Стандартное обвинение против Ницше состоит в том, что он был предшественником нацизма и пророком «белокурой бестии», воспеваемой впоследствии антисемитами. Стандартный ответ состоит из двух частей. Первая, неопровержима, заключается в том, что Ницше, критикуя иудаизм как религию и мораль, был в равной мере и критиком христианства; а расизм, особенно немецкий (славян он в целом ставил выше немцев, а поляков – превыше всех), осуждался им в самых резких выражениях. Вторая часть ответа гласит, что Сверхчеловек – это морально однозначный и достойный одобрения образ. Но вся трудность в том, чтобы понять, каким именно содержанием Ницше наделял понятие Сверхчеловека. Многочисленные оговорки делает лишь все только более туманным. То, что нас тревожит в Ницше, пожалуй, сродни тому, что тревожит нас в Канте.

Мы уже упоминали критику Канта со стороны Гегеля: сознательный моральный субъект, руководствующийся формой категорического императива, фактически получает право делать все что угодно – при условии, что он делает это добросовестно.
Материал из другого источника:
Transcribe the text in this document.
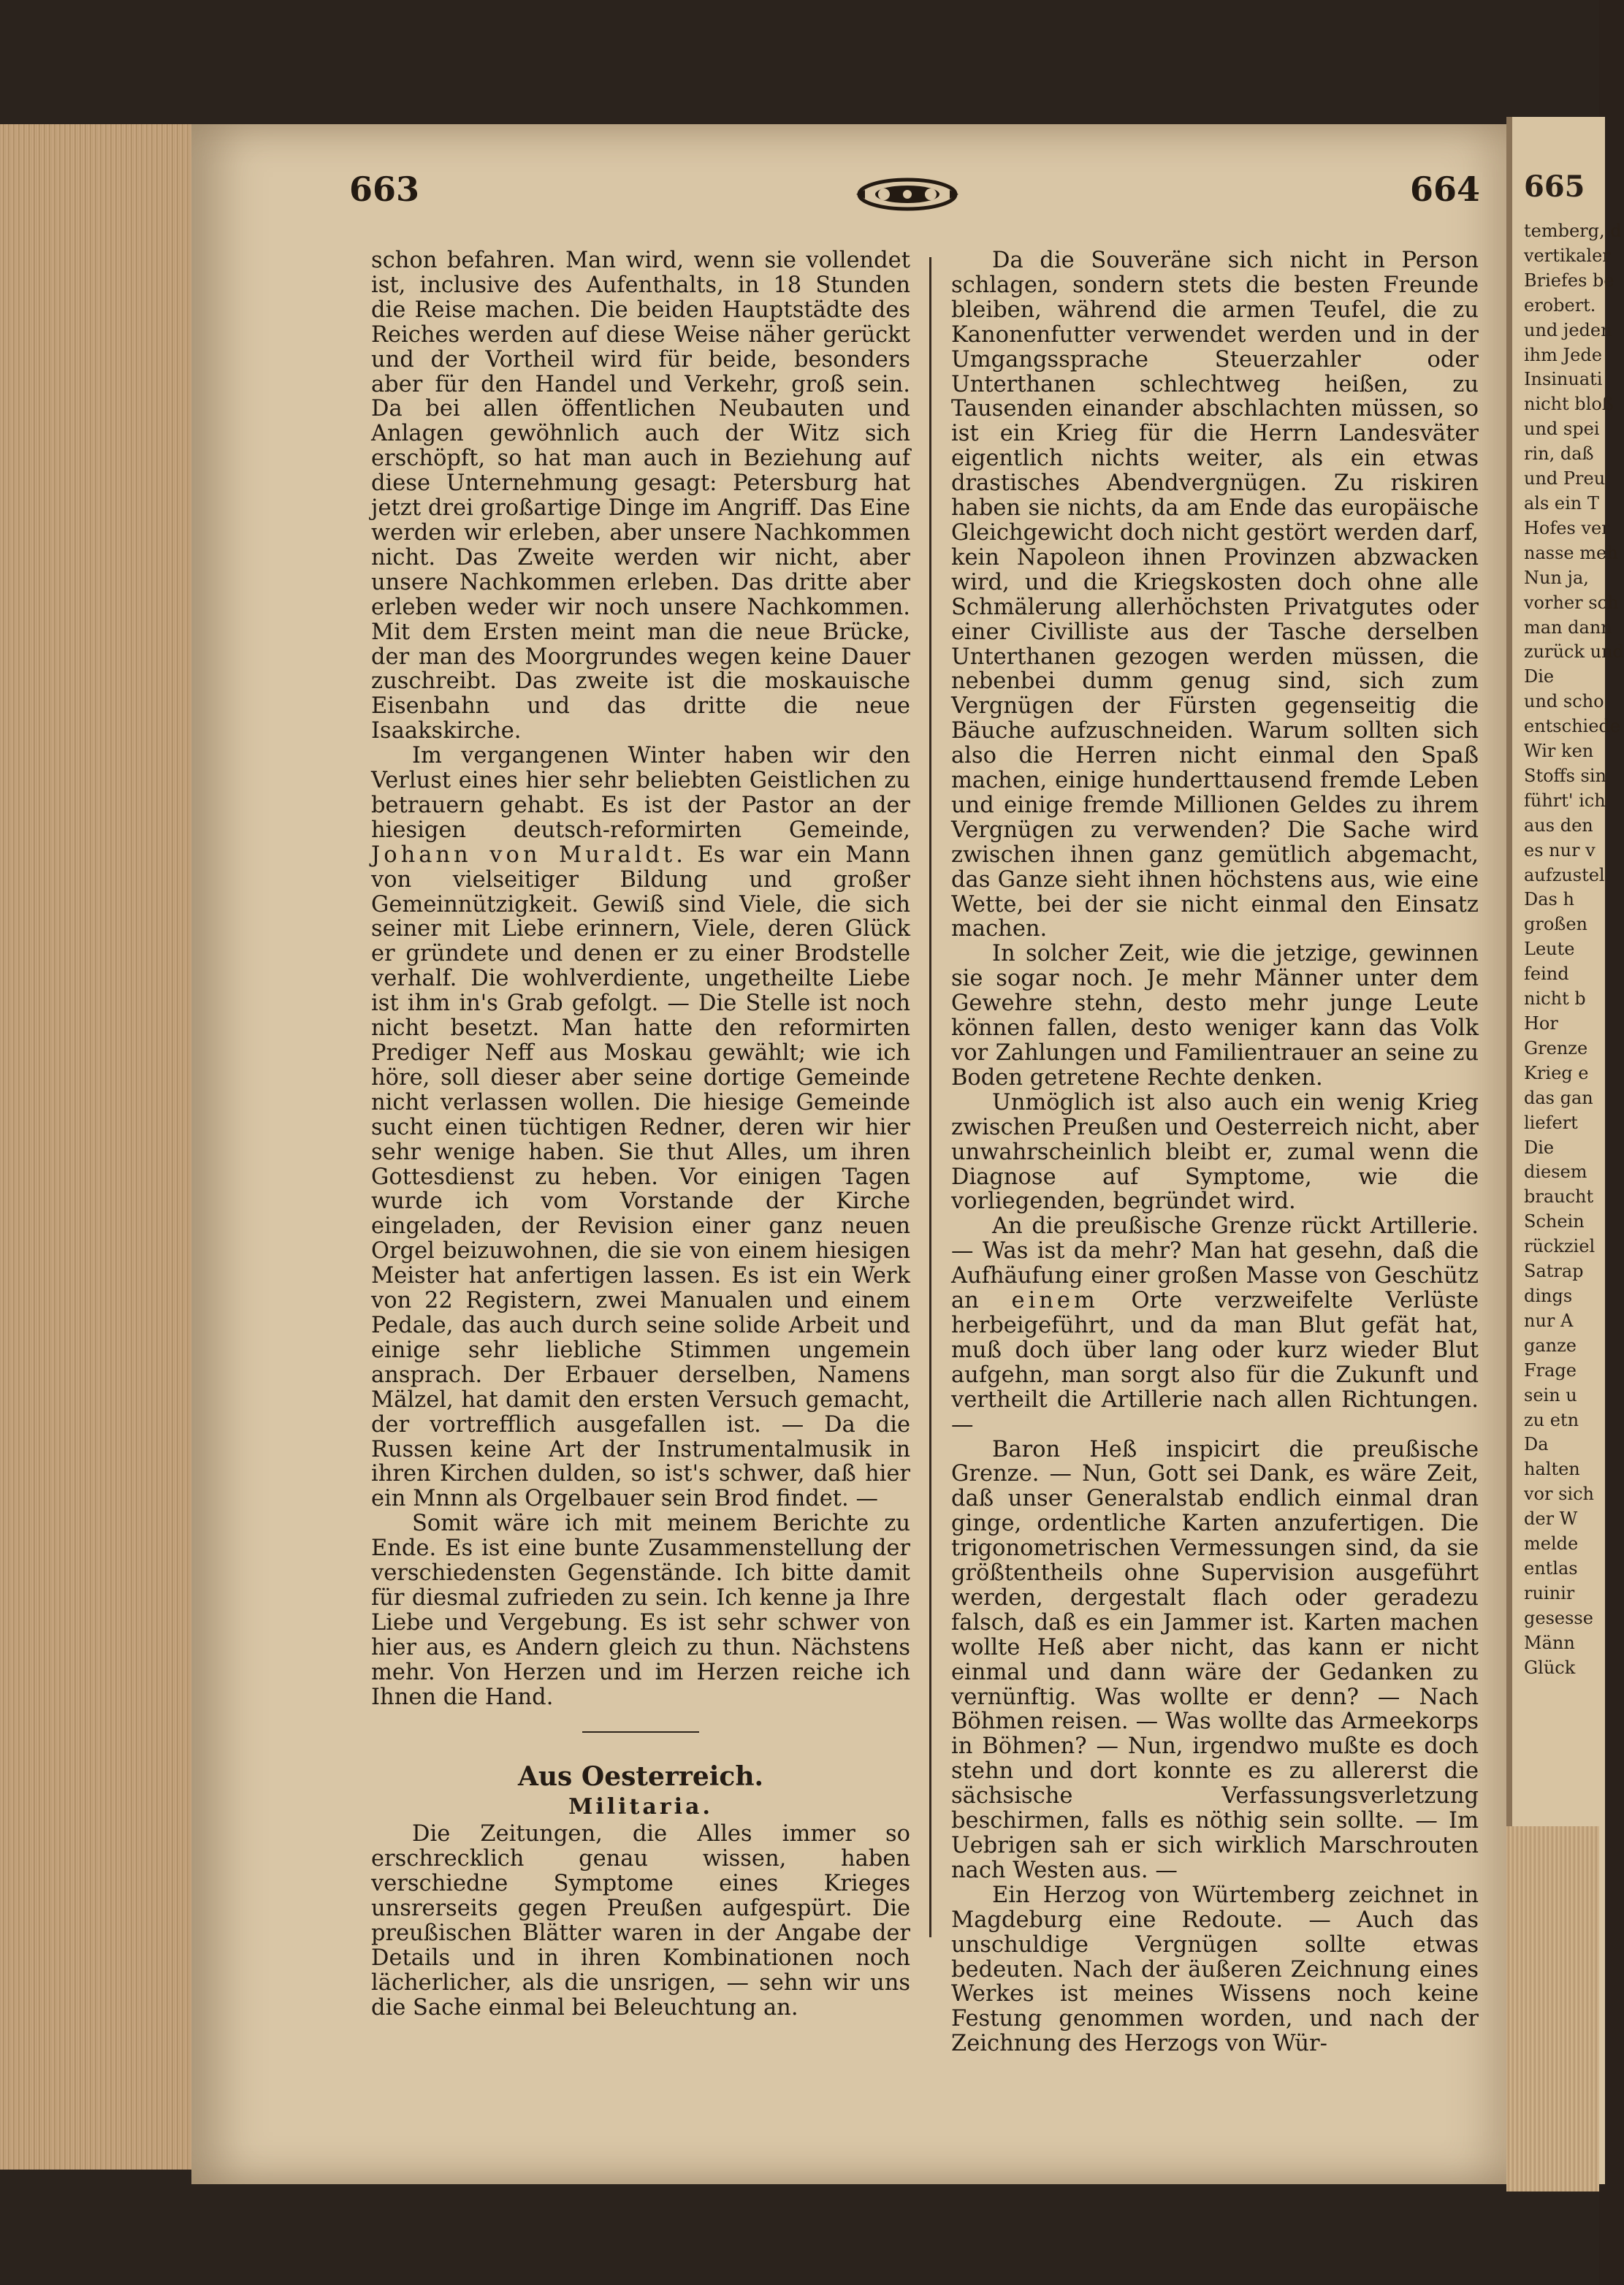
663	664

schon befahren. Man wird, wenn sie vollendet ist, inclusive des Aufenthalts, in 18 Stunden die Reise machen. Die beiden Hauptstädte des Reiches werden auf diese Weise näher gerückt und der Vortheil wird für beide, besonders aber für den Handel und Verkehr, groß sein. Da bei allen öffentlichen Neubauten und Anlagen gewöhnlich auch der Witz sich erschöpft, so hat man auch in Beziehung auf diese Unternehmung gesagt: Petersburg hat jetzt drei großartige Dinge im Angriff. Das Eine werden wir erleben, aber unsere Nachkommen nicht. Das Zweite werden wir nicht, aber unsere Nachkommen erleben. Das dritte aber erleben weder wir noch unsere Nachkommen. Mit dem Ersten meint man die neue Brücke, der man des Moorgrundes wegen keine Dauer zuschreibt. Das zweite ist die moskauische Eisenbahn und das dritte die neue Isaakskirche.

Im vergangenen Winter haben wir den Verlust eines hier sehr beliebten Geistlichen zu betrauern gehabt. Es ist der Pastor an der hiesigen deutsch-reformirten Gemeinde, Johann von Muraldt. Es war ein Mann von vielseitiger Bildung und großer Gemeinnützigkeit. Gewiß sind Viele, die sich seiner mit Liebe erinnern, Viele, deren Glück er gründete und denen er zu einer Brodstelle verhalf. Die wohlverdiente, ungetheilte Liebe ist ihm in's Grab gefolgt. — Die Stelle ist noch nicht besetzt. Man hatte den reformirten Prediger Neff aus Moskau gewählt; wie ich höre, soll dieser aber seine dortige Gemeinde nicht verlassen wollen. Die hiesige Gemeinde sucht einen tüchtigen Redner, deren wir hier sehr wenige haben. Sie thut Alles, um ihren Gottesdienst zu heben. Vor einigen Tagen wurde ich vom Vorstande der Kirche eingeladen, der Revision einer ganz neuen Orgel beizuwohnen, die sie von einem hiesigen Meister hat anfertigen lassen. Es ist ein Werk von 22 Registern, zwei Manualen und einem Pedale, das auch durch seine solide Arbeit und einige sehr liebliche Stimmen ungemein ansprach. Der Erbauer derselben, Namens Mälzel, hat damit den ersten Versuch gemacht, der vortrefflich ausgefallen ist. — Da die Russen keine Art der Instrumentalmusik in ihren Kirchen dulden, so ist's schwer, daß hier ein Mnnn als Orgelbauer sein Brod findet. —

Somit wäre ich mit meinem Berichte zu Ende. Es ist eine bunte Zusammenstellung der verschiedensten Gegenstände. Ich bitte damit für diesmal zufrieden zu sein. Ich kenne ja Ihre Liebe und Vergebung. Es ist sehr schwer von hier aus, es Andern gleich zu thun. Nächstens mehr. Von Herzen und im Herzen reiche ich Ihnen die Hand.

Aus Oesterreich.

Militaria.

Die Zeitungen, die Alles immer so erschrecklich genau wissen, haben verschiedne Symptome eines Krieges unsrerseits gegen Preußen aufgespürt. Die preußischen Blätter waren in der Angabe der Details und in ihren Kombinationen noch lächerlicher, als die unsrigen, — sehn wir uns die Sache einmal bei Beleuchtung an.

Da die Souveräne sich nicht in Person schlagen, sondern stets die besten Freunde bleiben, während die armen Teufel, die zu Kanonenfutter verwendet werden und in der Umgangssprache Steuerzahler oder Unterthanen schlechtweg heißen, zu Tausenden einander abschlachten müssen, so ist ein Krieg für die Herrn Landesväter eigentlich nichts weiter, als ein etwas drastisches Abendvergnügen. Zu riskiren haben sie nichts, da am Ende das europäische Gleichgewicht doch nicht gestört werden darf, kein Napoleon ihnen Provinzen abzwacken wird, und die Kriegskosten doch ohne alle Schmälerung allerhöchsten Privatgutes oder einer Civilliste aus der Tasche derselben Unterthanen gezogen werden müssen, die nebenbei dumm genug sind, sich zum Vergnügen der Fürsten gegenseitig die Bäuche aufzuschneiden. Warum sollten sich also die Herren nicht einmal den Spaß machen, einige hunderttausend fremde Leben und einige fremde Millionen Geldes zu ihrem Vergnügen zu verwenden? Die Sache wird zwischen ihnen ganz gemütlich abgemacht, das Ganze sieht ihnen höchstens aus, wie eine Wette, bei der sie nicht einmal den Einsatz machen.

In solcher Zeit, wie die jetzige, gewinnen sie sogar noch. Je mehr Männer unter dem Gewehre stehn, desto mehr junge Leute können fallen, desto weniger kann das Volk vor Zahlungen und Familientrauer an seine zu Boden getretene Rechte denken.

Unmöglich ist also auch ein wenig Krieg zwischen Preußen und Oesterreich nicht, aber unwahrscheinlich bleibt er, zumal wenn die Diagnose auf Symptome, wie die vorliegenden, begründet wird.

An die preußische Grenze rückt Artillerie. — Was ist da mehr? Man hat gesehn, daß die Aufhäufung einer großen Masse von Geschütz an einem Orte verzweifelte Verlüste herbeigeführt, und da man Blut gefät hat, muß doch über lang oder kurz wieder Blut aufgehn, man sorgt also für die Zukunft und vertheilt die Artillerie nach allen Richtungen. —

Baron Heß inspicirt die preußische Grenze. — Nun, Gott sei Dank, es wäre Zeit, daß unser Generalstab endlich einmal dran ginge, ordentliche Karten anzufertigen. Die trigonometrischen Vermessungen sind, da sie größtentheils ohne Supervision ausgeführt werden, dergestalt flach oder geradezu falsch, daß es ein Jammer ist. Karten machen wollte Heß aber nicht, das kann er nicht einmal und dann wäre der Gedanken zu vernünftig. Was wollte er denn? — Nach Böhmen reisen. — Was wollte das Armeekorps in Böhmen? — Nun, irgendwo mußte es doch stehn und dort konnte es zu allererst die sächsische Verfassungsverletzung beschirmen, falls es nöthig sein sollte. — Im Uebrigen sah er sich wirklich Marschrouten nach Westen aus. —

Ein Herzog von Würtemberg zeichnet in Magdeburg eine Redoute. — Auch das unschuldige Vergnügen sollte etwas bedeuten. Nach der äußeren Zeichnung eines Werkes ist meines Wissens noch keine Festung genommen worden, und nach der Zeichnung des Herzogs von Wür-

665
temberg, d
vertikaler
Briefes be
erobert.
und jeden
ihm Jede
Insinuati
nicht bloß
und spei
rin, daß
und Preu
als ein T
Hofes ver
nasse meh
Nun ja,
vorher sch
man dann
zurück und
Die
und scho
entschiede
Wir ken
Stoffs sin
führt' ich
aus den
es nur v
aufzustel
Das h
großen
Leute
feind
nicht b
Hor
Grenze
Krieg e
das gan
liefert
Die
diesem
braucht
Schein
rückziel
Satrap
dings
nur A
ganze
Frage
sein u
zu etn
Da
halten
vor sich
der W
melde
entlas
ruinir
gesesse
Männ
Glück
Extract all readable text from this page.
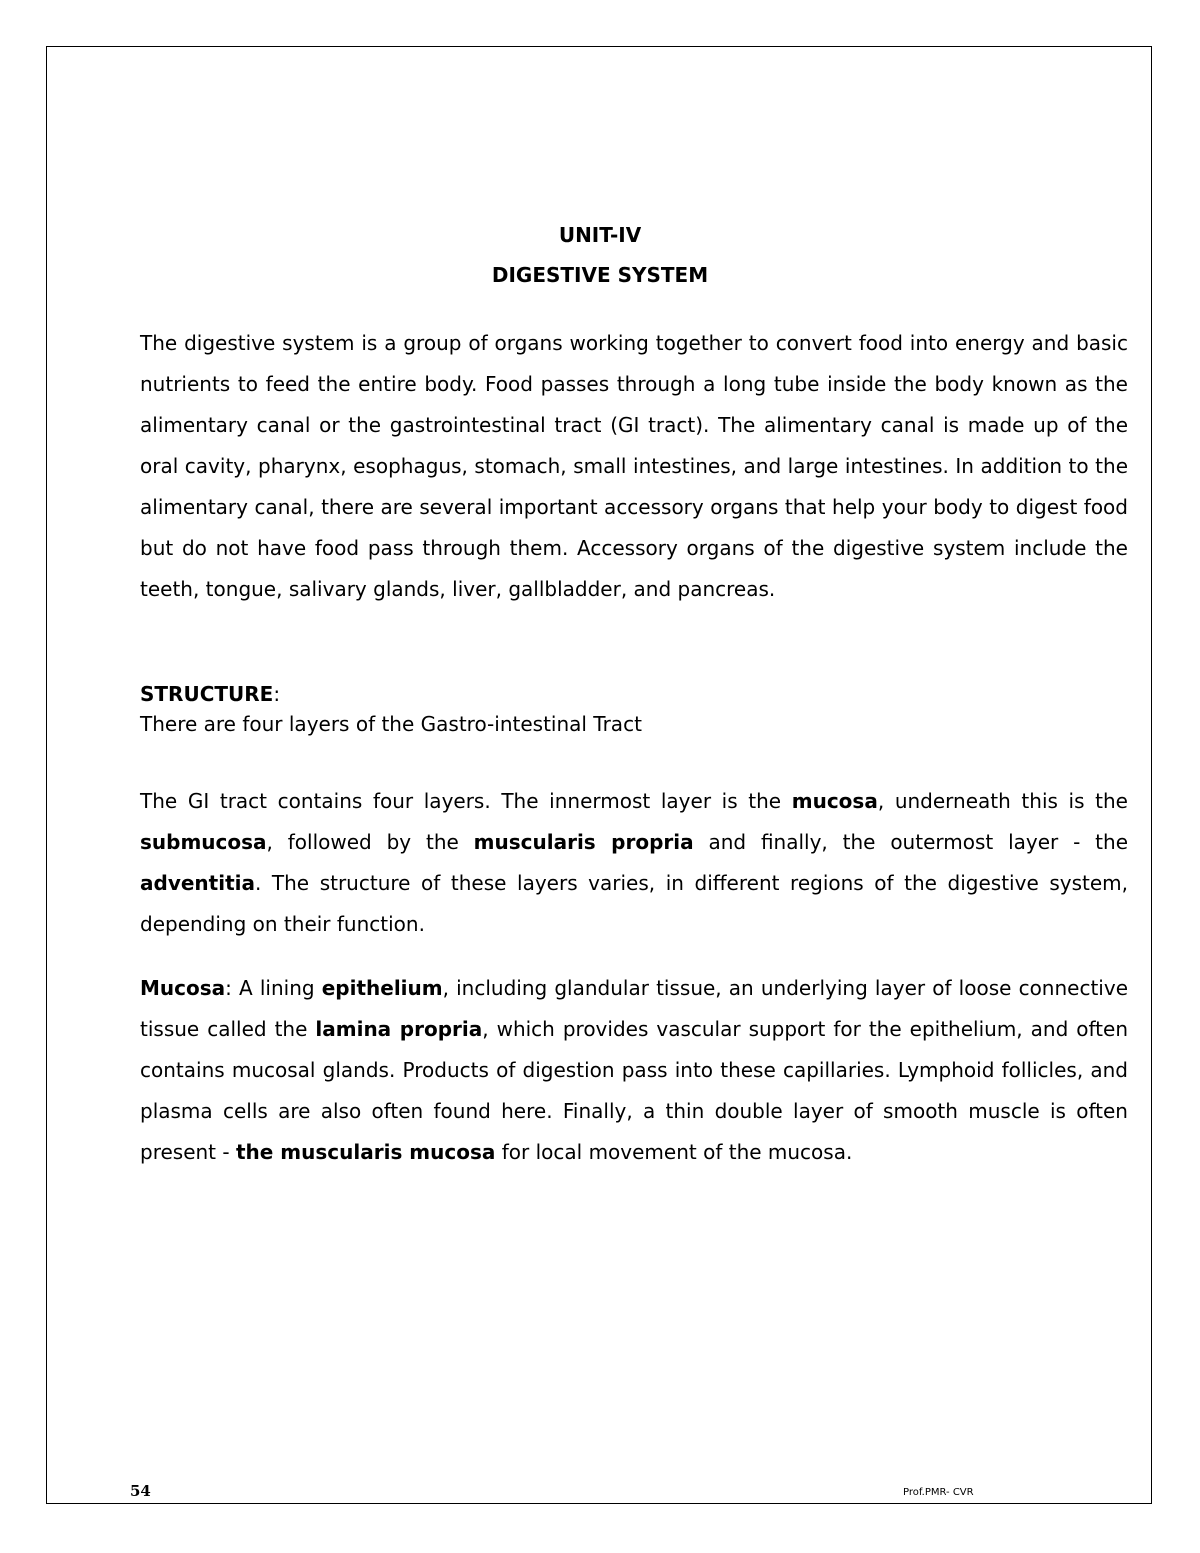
UNIT-IV
DIGESTIVE SYSTEM
The digestive system is a group of organs working together to convert food into energy and basic nutrients to feed the entire body. Food passes through a long tube inside the body known as the alimentary canal or the gastrointestinal tract (GI tract). The alimentary canal is made up of the oral cavity, pharynx, esophagus, stomach, small intestines, and large intestines. In addition to the alimentary canal, there are several important accessory organs that help your body to digest food but do not have food pass through them. Accessory organs of the digestive system include the teeth, tongue, salivary glands, liver, gallbladder, and pancreas.
STRUCTURE:
There are four layers of the Gastro-intestinal Tract
The GI tract contains four layers. The innermost layer is the mucosa, underneath this is the submucosa, followed by the muscularis propria and finally, the outermost layer - the adventitia. The structure of these layers varies, in different regions of the digestive system, depending on their function.
Mucosa: A lining epithelium, including glandular tissue, an underlying layer of loose connective tissue called the lamina propria, which provides vascular support for the epithelium, and often contains mucosal glands. Products of digestion pass into these capillaries. Lymphoid follicles, and plasma cells are also often found here. Finally, a thin double layer of smooth muscle is often present - the muscularis mucosa for local movement of the mucosa.
54	Prof.PMR- CVR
То, что казалось ограничивающим руководством к действию, на деле лишено всяких ограничений. То же самое, только в еще более грубой форме, можно сказать и о понятии Сверхчеловека. Чего только нельзя совершить во имя воли к власти? В чем проявляется превосходство высшего типа человека в понятиях конца XIX века? Наследие Ницше было грубо искажено его сестрой, националисткой, антисемиткой и, в итоге, сторонницей нацизма. Но необходимо подчеркнуть, что и жестокость языка Ницше, и пустота его идеала создали превосходную основу, на которой фрау Ферстер-Ницше возвела свое строение. В этом проявляется глубокая историческая безответственность Ницше. Объясняется она отчасти его убеждением, что массы в любом случае неисправимы. «Заратустра не должен быть пастухом и собакой стада! Сманить многих из стада – для этого пришел я».

Итак, мы завершаем XIX век тем, что самый проницательный из немецких моралистов отворачивается от своего общества. И эту его позицию вполне можно понять, если учесть, что само это общество готовилось отвернуться от всей гуманистической традиции морали. Томас Манн однажды сказал, что художник – это сейсмограф, в чьем творчестве регистрируются еще не замеченные толчки. Немецкие философы XIX века сигнализируют о толчках в глубине своего общества; они сигнализируют о грядущей катастрофе.